Levels above 15 micromol/L are considered elevated. B12, folate, and B6 are the three cofactors that regulate clearance. Supplementation in deficient individuals consistently reduces plasma levels, though whether lowering homocysteine directly reduces clinical events remains debated.
References:
- Homocysteine Studies Collaboration. (2002). Homocysteine and risk of ischemic heart disease and stroke: a meta-analysis. JAMA, 288(16), 2015-2022. PubMed
- Peng HY, Man CF, Xu J, Fan Y. (2015). Elevated homocysteine levels and risk of cardiovascular and all-cause mortality. Journal of Zhejiang University-SCIENCE B, 16(1), 78-86. PubMed
- Refsum H, et al. (2006). The Hordaland Homocysteine Study. Journal of Nutrition, 136(6 Suppl), 1731S-1740S. PubMed
Uric Acid: More Than Gout
Uric acid is the final product of purine metabolism in humans. Its clinical significance extends well beyond gout. Elevated levels activate the renin-angiotensin system, promote oxidative stress, impair endothelial function, and cluster predictably with high triglycerides, low HDL, elevated fasting glucose, and hypertension. It is not an innocent bystander in metabolic syndrome, it is an active participant.
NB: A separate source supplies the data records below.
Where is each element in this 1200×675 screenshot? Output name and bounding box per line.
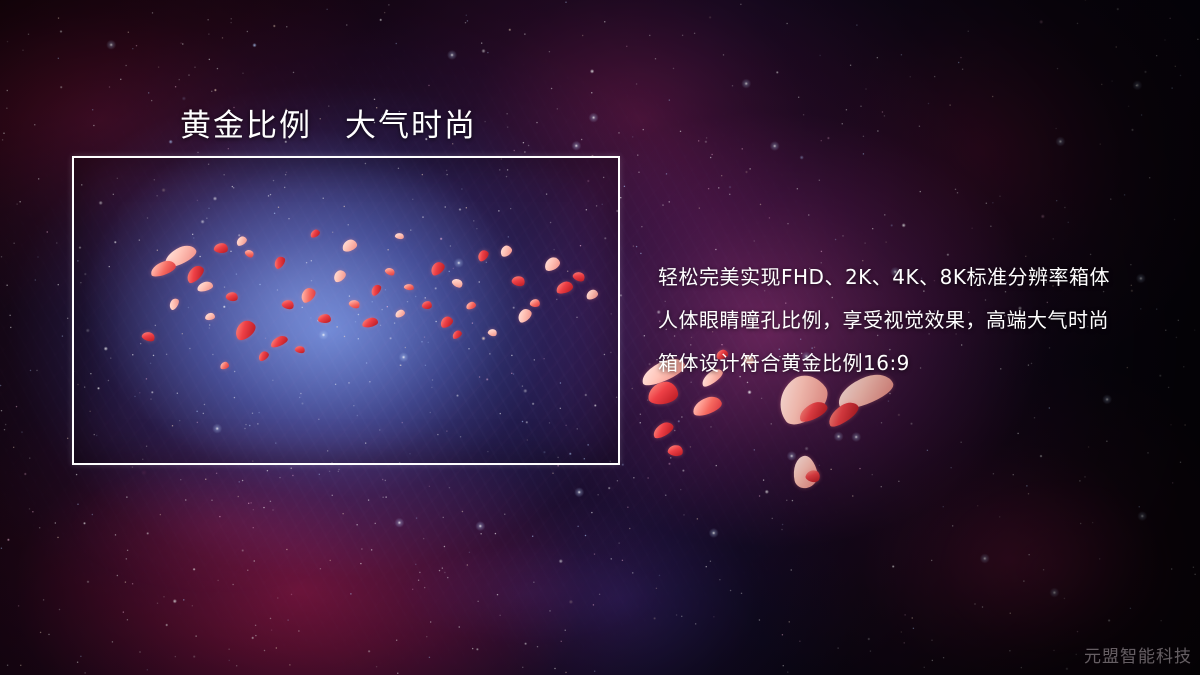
body-copy: 轻松完美实现FHD、2K、4K、8K标准分辨率箱体 人体眼睛瞳孔比例，享受视觉效… bbox=[658, 256, 1178, 385]
body-line-2: 人体眼睛瞳孔比例，享受视觉效果，高端大气时尚 bbox=[658, 299, 1178, 342]
framed-image[interactable] bbox=[72, 156, 620, 465]
page-title: 黄金比例 大气时尚 bbox=[180, 100, 477, 145]
petal bbox=[796, 399, 830, 425]
petal bbox=[804, 468, 821, 484]
body-line-3: 箱体设计符合黄金比例16:9 bbox=[658, 342, 1178, 385]
body-line-1: 轻松完美实现FHD、2K、4K、8K标准分辨率箱体 bbox=[658, 256, 1178, 299]
petal bbox=[667, 444, 684, 458]
frame-inner-shadow bbox=[74, 158, 618, 463]
petal bbox=[824, 398, 861, 430]
presentation-slide: 黄金比例 大气时尚 轻松完美实现FHD、2K、4K、8K标准分辨率箱体 人体眼睛… bbox=[0, 0, 1200, 675]
watermark: 元盟智能科技 bbox=[1084, 642, 1192, 667]
petal bbox=[690, 394, 723, 418]
petal bbox=[650, 420, 675, 441]
petal bbox=[790, 454, 820, 490]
Levels above 7 mg/dL in men and 6 mg/dL in women are considered hyperuricemia. Primary dietary drivers are fructose from sugar-sweetened beverages, alcohol, red meat, and organ meats. In a preventive panel, elevated uric acid alongside other metabolic markers identifies a phenotype with substantially elevated cardiometabolic risk that lifestyle intervention can meaningfully modify.
References:
- Soltani Z, et al. (2013). Potential role of uric acid in metabolic syndrome, hypertension, kidney injury, and cardiovascular diseases. Current Hypertension Reports, 15(3), 175-181. PubMed
- Kanbay M, et al. (2016). Uric acid in metabolic syndrome: from an innocent bystander to a central player. European Journal of Internal Medicine, 29, 3-8. PubMed
How to Get the Most From Your Lab Results
Request a copy of your results every time. Track trends over serial measurements rather than reacting to single values. Ask not just whether a result is normal, but where it falls within the range and whether it has been moving in a consistent direction over years.
Understanding your own biology is not a privilege reserved for healthcare professionals. It is information you are entitled to use in making decisions about your health.